An audiologist may be awarded the Certificate of Clinical Competence in Audiology by the American Speech-Language-Hearing Association (ASHA), otherwise known as the CCC-A. With additional training and expertise, the audiologist may receive the honor of Fellow, which is bestowed by the American Academy of Audiology (AAA).
What Types of Tests and Treatments do Audiologists Perform?
Common services and treatments provided by an audiologist include:
- Diagnostic hearing tests and evaluations
- Audiologic evaluations
- Hearing aid fitting and consultation
- Hearing aid repairs and maintenance
- Pediatric hearing loss detection and treatment
- Hearing conservation and protection programs
- Earmold and earplug fitting and consultation
- Musicians earplugs and monitors
- Tinnitus treatment programs
- Dizziness and balance testing and treatment
- Ear or hearing-related surgical monitoring in hospital settings
- Hearing rehabilitation and auditory training
- Assisting in cochlear implant programs
- Insurance billing for medically necessary diagnostic testing and hearing aids, when patients have policies that cover these benefits
How Do I Know if I Have Hearing Loss?
If you think you or a loved one may have hearing loss, you are not alone. Oftentimes people notice signs of hearing loss but do not take the steps to get it treated right away. Typically, it takes people an average of seven years to seek treatment. You may have hearing loss if:
- You hear people speaking but you have to strain to understand their words.
- You frequently ask people to repeat what they said.

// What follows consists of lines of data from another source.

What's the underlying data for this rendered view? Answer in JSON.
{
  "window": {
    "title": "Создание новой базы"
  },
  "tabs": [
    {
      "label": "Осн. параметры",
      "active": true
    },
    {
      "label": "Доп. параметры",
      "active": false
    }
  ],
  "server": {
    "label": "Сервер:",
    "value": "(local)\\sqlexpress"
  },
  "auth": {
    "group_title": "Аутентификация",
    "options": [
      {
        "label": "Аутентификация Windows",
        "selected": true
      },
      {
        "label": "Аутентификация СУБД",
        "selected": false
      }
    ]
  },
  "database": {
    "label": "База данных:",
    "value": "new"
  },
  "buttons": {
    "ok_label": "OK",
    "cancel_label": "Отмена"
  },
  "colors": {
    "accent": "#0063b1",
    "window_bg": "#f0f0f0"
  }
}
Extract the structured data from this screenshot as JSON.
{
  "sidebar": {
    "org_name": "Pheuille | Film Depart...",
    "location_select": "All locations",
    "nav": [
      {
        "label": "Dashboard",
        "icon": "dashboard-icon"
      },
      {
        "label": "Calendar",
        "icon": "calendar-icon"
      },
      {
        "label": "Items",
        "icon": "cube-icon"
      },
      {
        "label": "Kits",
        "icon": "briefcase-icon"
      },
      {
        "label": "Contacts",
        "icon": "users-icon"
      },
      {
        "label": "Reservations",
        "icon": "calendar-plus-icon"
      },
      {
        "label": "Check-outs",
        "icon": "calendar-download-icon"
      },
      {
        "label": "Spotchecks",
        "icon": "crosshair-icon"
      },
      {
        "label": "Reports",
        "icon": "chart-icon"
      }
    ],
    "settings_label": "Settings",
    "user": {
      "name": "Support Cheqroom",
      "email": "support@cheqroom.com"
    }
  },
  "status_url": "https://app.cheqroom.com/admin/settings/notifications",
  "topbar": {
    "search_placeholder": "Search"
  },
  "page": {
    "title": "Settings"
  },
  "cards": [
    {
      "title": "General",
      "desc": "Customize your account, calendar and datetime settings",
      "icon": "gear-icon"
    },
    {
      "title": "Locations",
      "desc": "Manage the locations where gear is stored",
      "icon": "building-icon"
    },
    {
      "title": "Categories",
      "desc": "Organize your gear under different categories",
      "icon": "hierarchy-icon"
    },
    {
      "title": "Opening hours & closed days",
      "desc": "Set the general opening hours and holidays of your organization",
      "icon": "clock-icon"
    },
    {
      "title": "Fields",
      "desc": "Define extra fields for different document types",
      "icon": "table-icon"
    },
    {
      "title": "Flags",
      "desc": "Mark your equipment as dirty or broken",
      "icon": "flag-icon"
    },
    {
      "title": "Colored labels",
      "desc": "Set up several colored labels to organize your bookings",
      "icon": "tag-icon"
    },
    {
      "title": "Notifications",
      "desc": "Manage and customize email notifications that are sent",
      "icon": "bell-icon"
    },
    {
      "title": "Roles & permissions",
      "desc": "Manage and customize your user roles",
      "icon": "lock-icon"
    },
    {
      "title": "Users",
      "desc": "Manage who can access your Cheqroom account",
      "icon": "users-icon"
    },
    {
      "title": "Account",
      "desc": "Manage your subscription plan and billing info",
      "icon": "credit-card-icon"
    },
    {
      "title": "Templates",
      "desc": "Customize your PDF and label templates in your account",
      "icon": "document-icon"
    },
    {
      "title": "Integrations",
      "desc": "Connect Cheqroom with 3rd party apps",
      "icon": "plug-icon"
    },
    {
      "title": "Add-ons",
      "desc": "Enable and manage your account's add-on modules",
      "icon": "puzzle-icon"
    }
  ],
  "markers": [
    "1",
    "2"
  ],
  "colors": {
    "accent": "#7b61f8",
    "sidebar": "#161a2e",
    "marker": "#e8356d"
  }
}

- You don’t laugh at jokes because you miss too much of the story or the punch line.
- You frequently complain that people mumble.
- You need to ask others about the details of a meeting you just attended.
- You play the TV or radio louder than your friends, spouse and relatives.
- You cannot hear the doorbell or the telephone.
- You find that looking at people when they speak to you makes it easier to understand.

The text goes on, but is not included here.